The more schools spend on marketing, the less they will have to spend on teachers, writes Melanie Butler, but alternative ways to run a language business do exist
There is a common belief among EFL teachers that the miserable terms and conditions faced by many are a result of rich money-grabbing language school owners.
Outside of the current boom markets such as China and Vietnam, this is unlikely to be the case.
In mature unregulated markets with easy access to native-speaker workers – such as Spain or Thailand – private language schools are predominately family-owned single centres or small regional chains.
The market is seasonal, the hours of opening restricted and profit margins low.
Without an unending supply of cheap migrant workers in the form of young native-speakers happy to work for low wages for a couple of years, many of these businesses would collapse.
This is not an easy market to make a fortune in. Though some people have.
Take Bertil Hult, the Swedish student who founded a little language travel agency, EF Education First, in the basement of his university residence in 1965.
The private company, now run by his sons, has branched out from language travel to own language schools, an international franchise, boarding schools, pathway programmes, business schools, to name but a few.
In 2015 Forbes magazine estimated his personal fortune at $5 billion.
Hult may be the only billionaire to get his start in English language teaching but there are a number of other multi-millionaires: Shane Lipscombe, who opened his first language school in Japan in 1977, and Khalid Mahmood who co-founded Apollo in Vietnam in 1994, for example.
So what differentiates their chains from the ‘mom and pop’ businesses that dominate the industry, at least in Europe?
Well, they’re known for looking after their teachers and offering them career prospects, but not for lavishing money on them.

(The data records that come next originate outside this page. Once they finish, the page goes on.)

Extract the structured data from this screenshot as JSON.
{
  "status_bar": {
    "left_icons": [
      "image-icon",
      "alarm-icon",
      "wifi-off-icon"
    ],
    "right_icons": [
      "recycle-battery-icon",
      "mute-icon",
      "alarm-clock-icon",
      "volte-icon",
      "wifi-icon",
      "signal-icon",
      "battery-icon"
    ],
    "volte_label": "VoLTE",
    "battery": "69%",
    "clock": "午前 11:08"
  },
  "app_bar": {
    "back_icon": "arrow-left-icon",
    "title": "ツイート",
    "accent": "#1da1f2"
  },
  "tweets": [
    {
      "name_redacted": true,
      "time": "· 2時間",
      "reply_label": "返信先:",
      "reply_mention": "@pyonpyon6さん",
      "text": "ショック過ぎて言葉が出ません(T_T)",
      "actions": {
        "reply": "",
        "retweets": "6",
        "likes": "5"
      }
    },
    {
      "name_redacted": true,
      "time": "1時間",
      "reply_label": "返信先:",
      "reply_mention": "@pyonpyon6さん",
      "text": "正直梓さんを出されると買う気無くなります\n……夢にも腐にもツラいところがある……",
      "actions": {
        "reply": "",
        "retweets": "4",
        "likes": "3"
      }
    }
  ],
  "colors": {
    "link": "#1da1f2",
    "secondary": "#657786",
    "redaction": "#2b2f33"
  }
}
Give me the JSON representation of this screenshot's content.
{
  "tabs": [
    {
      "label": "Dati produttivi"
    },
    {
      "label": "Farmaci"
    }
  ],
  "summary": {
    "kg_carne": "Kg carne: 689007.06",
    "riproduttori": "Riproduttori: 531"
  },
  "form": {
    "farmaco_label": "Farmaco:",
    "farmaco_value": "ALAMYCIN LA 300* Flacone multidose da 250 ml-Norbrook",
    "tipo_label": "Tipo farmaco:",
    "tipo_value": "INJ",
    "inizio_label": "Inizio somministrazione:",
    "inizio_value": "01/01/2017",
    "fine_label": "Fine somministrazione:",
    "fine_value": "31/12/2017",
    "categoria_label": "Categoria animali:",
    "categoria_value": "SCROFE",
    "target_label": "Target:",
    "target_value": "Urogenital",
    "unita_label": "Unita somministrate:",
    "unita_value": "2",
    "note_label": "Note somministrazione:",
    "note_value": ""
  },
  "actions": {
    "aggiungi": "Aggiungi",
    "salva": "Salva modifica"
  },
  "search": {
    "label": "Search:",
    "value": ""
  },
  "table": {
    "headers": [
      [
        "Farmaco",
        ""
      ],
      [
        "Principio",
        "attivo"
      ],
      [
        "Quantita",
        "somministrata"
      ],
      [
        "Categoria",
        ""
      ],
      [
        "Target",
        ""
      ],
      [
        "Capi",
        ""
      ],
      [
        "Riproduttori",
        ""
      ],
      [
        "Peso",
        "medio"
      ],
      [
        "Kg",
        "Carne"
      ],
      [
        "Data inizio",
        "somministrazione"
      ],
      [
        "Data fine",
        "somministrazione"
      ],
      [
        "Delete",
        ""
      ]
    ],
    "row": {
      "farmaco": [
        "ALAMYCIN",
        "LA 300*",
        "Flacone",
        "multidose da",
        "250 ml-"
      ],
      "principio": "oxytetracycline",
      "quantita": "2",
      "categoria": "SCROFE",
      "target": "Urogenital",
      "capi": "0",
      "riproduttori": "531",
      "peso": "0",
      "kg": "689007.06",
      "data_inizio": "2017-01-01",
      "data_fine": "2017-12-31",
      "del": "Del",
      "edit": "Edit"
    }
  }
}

What makes them different is that they all got into the market early and they all diversified outside the local language school business.
Above all, they all understood that sales and marketing are much more important in building educational brands than providing better-than-average teaching.
The hard reality is that the business model for language schools relies not on the quality of the teaching but on the quality of the salesmanship.
Parents, companies and governments still believe that the only thing required to learn a language is a native-speaker.
Trained ones are nice, experienced ones are nicer, but not nice enough to pay more money for.
Worse still, most native-speakers believe the same thing. If an English speaker wants to work abroad for a while, the first thing they think of is English teaching.
After all, what other work are they going to get, since they are unlikely to speak any other languages?
When you tell them they ought to be trained, they are often surprised. And, unless there is a recession at home or they need a particular qualification to get a visa, they will go for the cheapest quickest option. It should not come as a surprise.
After all, waves of European graduates have kept the hospitality industry going in Britain and Ireland for years, as they flee graduate unemployment at home for the chance to work for peanuts while they polish up their English.
And what about the 70,000 international students who head to the US every year to work in low-paid summer jobs?
Does all this mean that English language teachers should put up with the poor wages and terrible conditions that they currently face? Of course not.
It’s just means they are more likely to be successful in regulated growth markets like Ireland, where better teacher terms and conditions can help good language schools keep cheap competitors out by raising the cost of entry.
If the market you are working in is stagnating, move to a market that isn’t.
Teachers are more likely to be successful when they unionise and take on the big chains rather than going after the smaller family operations.
If you are working in a school with no career prospects, move to a big chain that has some and just keep moving.
Take Kaplan: In Britain it employs a cohort of permanent unionised teachers, typically paid towards the top rate in the local market, but make up the shortfall with agency workers.
A Kaplan teacher, we can estimate, earns up to £24,000 a year, slightly less than the starting salary for a primary school teacher.
But teaching is not where the money is. According to careers website Glassdoor, the average salary for a Kaplan sales person is £36,000 to £39,000 a year before commission.
Does it have to be like that?
Why isn’t there a not-for-profit employer that pays reasonable salaries in local terms and offers free further training and career prospects?
One that spends any excess money it makes on helping the disadvantaged, and is big enough, and famous enough, not to need to spend enormous amounts on sales and marketing.
There is one. It’s called the British Council. It turns over £1billion a year, including £400 million from its exams business, and in 2017 it enrolled 430,000 English language students – all of whom needed teachers.
There is just one catch.
There are no permanent jobs at classroom level, so if you want to build a career with it, you will have to keep moving countries.